1 Introduction
Ignite is an implementation of a distributed memory grid. It is based on the Java platform and has the characteristics of persistence, distributed transactions, and distributed computing. In addition, it also supports rich key-value storage and SQL syntax (based on the h2 engine), which can Think of it as a distributed memory database.
2 Basic use
There are two ways to use ignite: one is to download the release version program from the official website, decompress and run the deployment, and the other is to integrate it into existing applications through embedded.
3 common commands
Order | Function |
---|---|
top | View the cluster network topology |
cache | Check the overall cache status |
config | View node configuration |
open | Open a configuration file to connect to the cluster |
close | close the connection |
4 jjava client accesses ignite
4.1 Reference jar package
ignite-core-2.10.0.jar and cache-api-1.0.0.jar packages
4.2 Write client program
Hardware conditions Both the server and the client are on a stand-alone win10 operating system
cpu: 4 cores and 8 threads, memory 32G, disk and solid state drive are sufficient.

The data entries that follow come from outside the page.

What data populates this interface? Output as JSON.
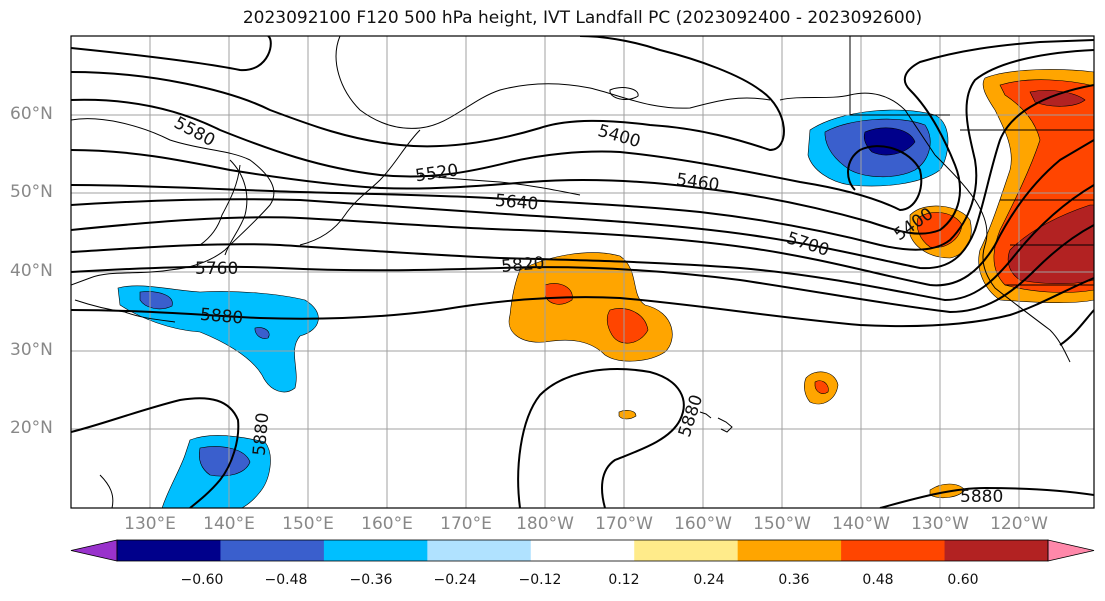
{
  "title": "2023092100 F120 500 hPa height, IVT Landfall PC (2023092400 - 2023092600)",
  "lat_labels": [
    "60°N",
    "50°N",
    "40°N",
    "30°N",
    "20°N"
  ],
  "lon_labels": [
    "130°E",
    "140°E",
    "150°E",
    "160°E",
    "170°E",
    "180°W",
    "170°W",
    "160°W",
    "150°W",
    "140°W",
    "130°W",
    "120°W"
  ],
  "contour_labels": [
    "5580",
    "5520",
    "5400",
    "5460",
    "5640",
    "5400",
    "5700",
    "5760",
    "5820",
    "5880",
    "5880",
    "5880",
    "5880"
  ],
  "colorbar": {
    "ticks": [
      "−0.60",
      "−0.48",
      "−0.36",
      "−0.24",
      "−0.12",
      "0.12",
      "0.24",
      "0.36",
      "0.48",
      "0.60"
    ],
    "colors": [
      "#9932cc",
      "#00008b",
      "#3a5fcd",
      "#00bfff",
      "#b0e2ff",
      "#ffffff",
      "#ffeb8a",
      "#ffa500",
      "#ff4500",
      "#b22222",
      "#ff88aa"
    ]
  }
}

Prepare first, 1 million, 5 million, 8 million, 14 million data volume
Single client concurrently fetches data results with 100 threads
100 clients concurrently fetch results
5 summary
First of all, from the simple test in Chapter 4, it can be seen that the time for ignite to access data does not increase as the amount of data increases.
The second test is that the server and the client are on the same machine without network overhead.
Finally, it is inferred from the above that the time to access data mainly depends on the network io overhead.